A method of agriculture or horticulture.
Any process for the medicinal, surgical, curative, prophylactic, diagnostic, therapeutic or other treatment of human beings or any process for a similar treatment of animals to render them free of disease or to increase their economic value or that of their products is not an invention.
Mathematical methods, algorithms, business methods or computer programs per se.
Literary, musical, dramatic, or artistic works or any other aesthetic creations.
Presentation of information is also not an invention.
Topography of integrated circuits is not an invention.

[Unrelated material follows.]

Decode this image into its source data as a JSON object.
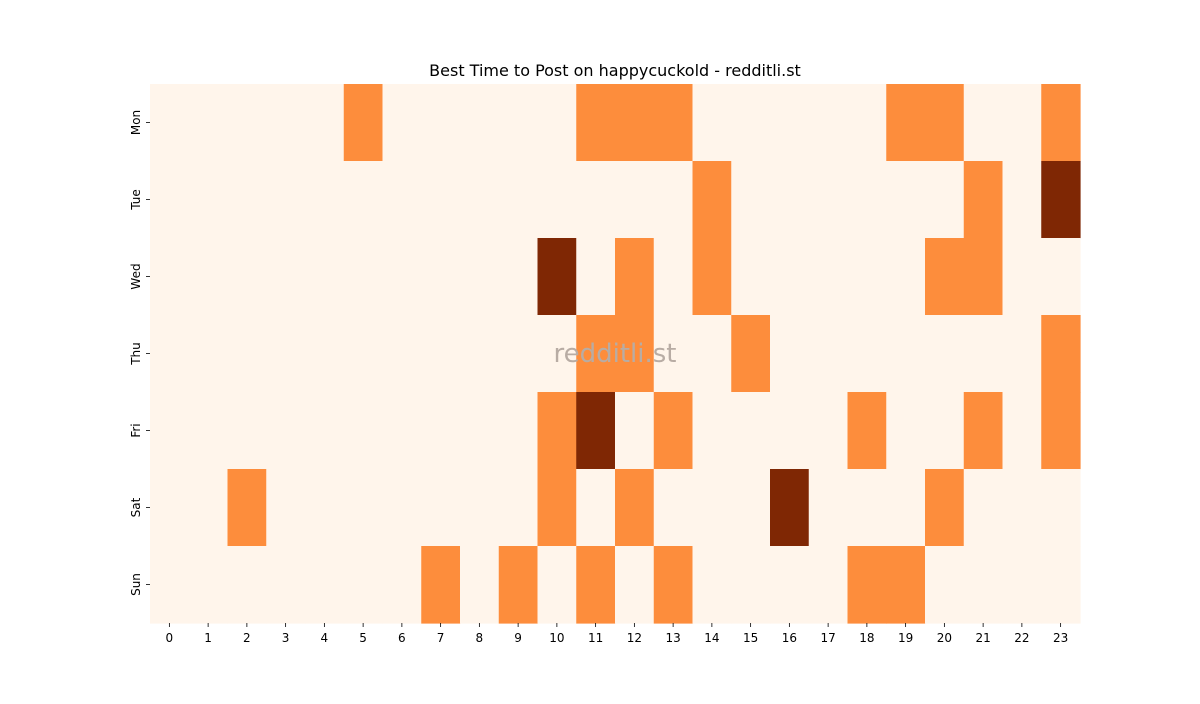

To make the Patent Law in compliance with the TRIPS Agreement, the Patent Law was revised to grant patentee the right to prevent others from “offering for sale\" patented products or products obtained directly by patented processes.
In the revised Patent Law, Article 11 reads: \"after the grant of the patent right for an invention or utility model, except as otherwise provided for in the law, no entity or individual may, without the authorization of the patentee, implement the patent, namely make, use, offer for sale, sell or import the patented product; or use the patented process, or use, offer for sale, sell or import the product directly obtained bythe patented process, for production or business purposes.\"
According to Article 22 of the Patent Law states that any “invention or a utility model for which patent right may be granted must possess novelty, inventiveness and practical applicability.” Quasi-enablement and best mode requirements similar to 35USC 112 are also required for properly drafted patent applications (China Intellectual Property for Foreign Business, Catherine Sun, LexisNexis Butterworths, 2004).
Chinese Patent Law requires absolute novelty (Article 22). Public disclosure in publications anywhere in the world destroys novelty, however, only public use or if made known public by other means outside China are not novelty destroying. Thus, an oral disclosure or use outside of China prior to the filing date is not considered prior art under Chinese Patent Law. Inventive step is similar to the European inventive step and the US obviousness standards. To overcome an inventive step rejection, a regular invention must have “prominent substantive features and represents a notable progress” while utility models have a lesser standard of having “substantive features and represent progress”. As with the US standard of utility, the practical applicability standard is not a difficult standard to meet.
Duration of Patents
The duration of a patent shall, unless otherwise provided in this Act, be 20 years from the date of application therefor, subject to payment of the prescribed renewal fees by the patentee concerned or an agent.
A patent shall lapse at the end of the period prescribed for the payment of any prescribed renewal fee, if it is not paid within that period: Provided that the registrar may upon application and subject to the payment of such additional fee as may be prescribed, extend the period for payment of any such fee for a period not exceeding six months.
International Application under Patent Cooperation Treaty
The Patent Cooperation Treaty seeks to assist patent seekers in filing international applications. Filing one application under this Treaty ca provide a patent holder simultaneous protection under various countries who have signed the said Treaty of the WIPO.
The South African Patent laws have a separate set of sections which was inserted to include the processes which an applicant may undergo while filing an international patent application in South Africa.
Effect of a Patent
The effect of a patent shall be to grant to the patentee in the Republic, subject to the provisions of this Act, for the duration of the patent, the right to exclude other persons from making, using, exercising, disposing or offering to dispose of, or importing the invention, so that he or she shall have and enjoy the whole profit and advantage accruing by reason of the invention.
The disposal of a patented article by or on behalf of a patentee or his licensee shall, subject to other patent rights, give the purchaser the right to use, offer to dispose of and dispose of that article.